People who slip and fall on a slick surface in a Georgia restaurant, store or other commercial establishment will probably throw out a hand to try to catch themselves. This is the most common response, and Johns Hopkins Medicine notes that it is the reason that distal radius fractures occur more than any other broken bone.
The American Academy of Orthopaedic Surgeons explains that when someone falls on a hand, the arm bone known as the radius is most likely to break about an inch from the wrist joint. However, the break could extend into the wrist joint. The bone could also break in more than one place, or break the skin. If a piece of the bone completely breaks away, or if the bone protrudes from the skin, treatment is more difficult.

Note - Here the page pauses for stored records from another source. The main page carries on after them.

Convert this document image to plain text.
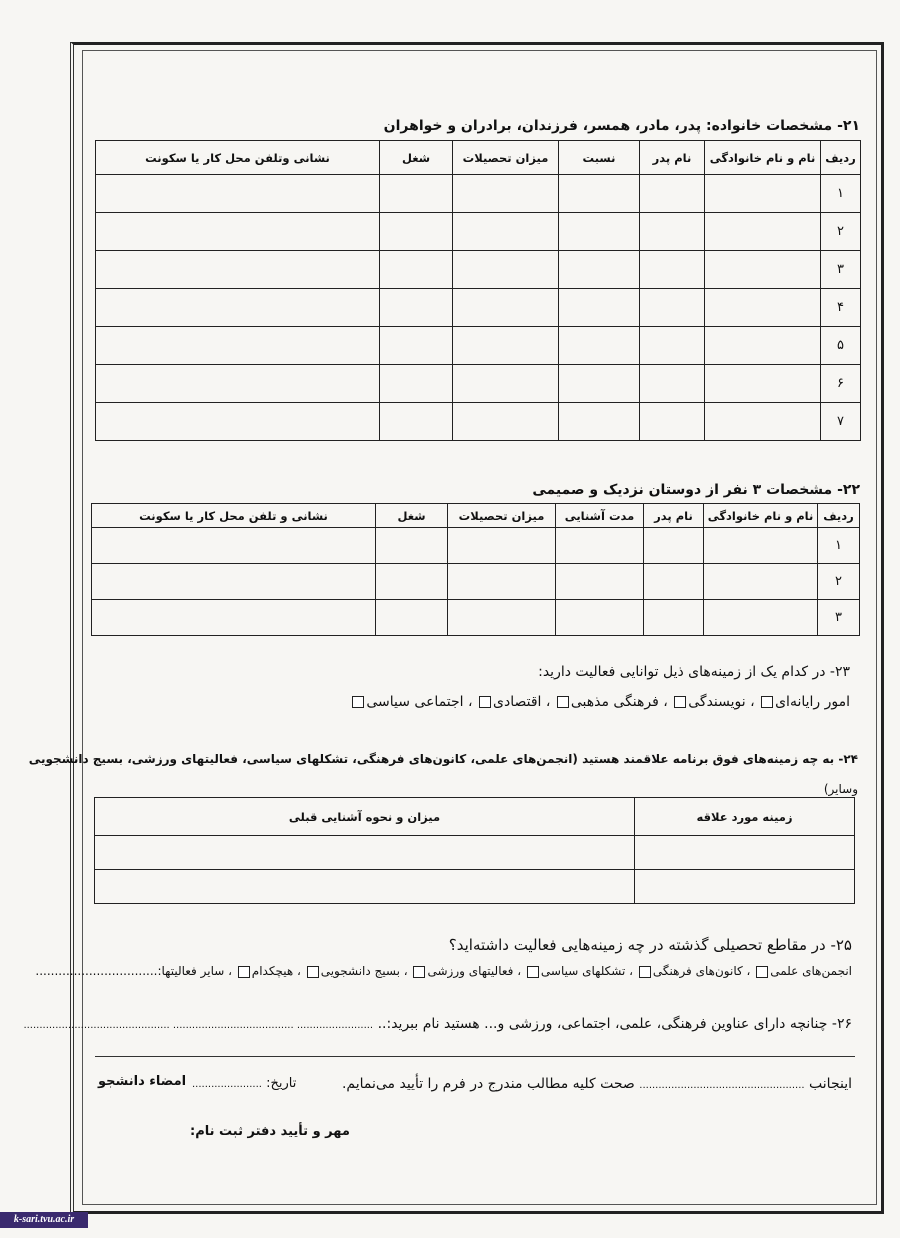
۲۱- مشخصات خانواده: پدر، مادر، همسر، فرزندان، برادران و خواهران
ردیف	نام و نام خانوادگی	نام پدر	نسبت	میزان تحصیلات	شغل	نشانی وتلفن محل کار یا سکونت
۱						
۲						
۳						
۴						
۵						
۶						
۷						
۲۲- مشخصات ۳ نفر از دوستان نزدیک و صمیمی
ردیف	نام و نام خانوادگی	نام پدر	مدت آشنایی	میزان تحصیلات	شغل	نشانی و تلفن محل کار یا سکونت
۱						
۲						
۳						
۲۳- در کدام یک از زمینه‌های ذیل توانایی فعالیت دارید:
امور رایانه‌ای ، نویسندگی ، فرهنگی مذهبی ، اقتصادی ، اجتماعی سیاسی
۲۴- به چه زمینه‌های فوق برنامه علاقمند هستید (انجمن‌های علمی، کانون‌های فرهنگی، تشکلهای سیاسی، فعالیتهای ورزشی، بسیج دانشجویی
وسایر)
زمینه مورد علاقه	میزان و نحوه آشنایی قبلی

۲۵- در مقاطع تحصیلی گذشته در چه زمینه‌هایی فعالیت داشته‌اید؟
انجمن‌های علمی ، کانون‌های فرهنگی ، تشکلهای سیاسی ، فعالیتهای ورزشی ، بسیج دانشجویی ، هیچکدام ، سایر فعالیتها:................................
۲۶- چنانچه دارای عناوین فرهنگی، علمی، اجتماعی، ورزشی و... هستید نام ببرید:.. ........................ ...................................... ..............................................
اینجانب .................................................... صحت کلیه مطالب مندرج در فرم را تأیید می‌نمایم.
تاریخ: ......................
امضاء دانشجو
مهر و تأیید دفتر ثبت نام:
k-sari.tvu.ac.ir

Most people would probably expect their wrist to hurt after they fall on it, but if it is not deformed or swollen, they may not know whether to go to the doctor and have it x-rayed. Signs that they should go ahead and visit the emergency room include fingers that aren’t pink, numbness and excessive pain.
The doctor may simply need to set the bone back in place and immobilize the wrist and hand while the bone heals, which typically takes about six weeks. Usually, a splint is applied until the swelling goes down, and then the doctor would exchange that for a cast. Most people require physical therapy after the cast is removed.
Surgery is usually necessary if a cast cannot keep the arm stable enough to hold the bones in place, the bones are so separated that they cannot be manipulated back into place without surgery, or the break has punctured the skin. The surgeon may use metal pins, plates and screws, and/or a frame on the outside of the arm and hand to hold the bones together.
Recovery from a wrist injury may take a long time. A person may experience stiffness and aching when using the hand for vigorous activities for one or two years. There is also often a higher risk for bone weakness, or osteoporosis.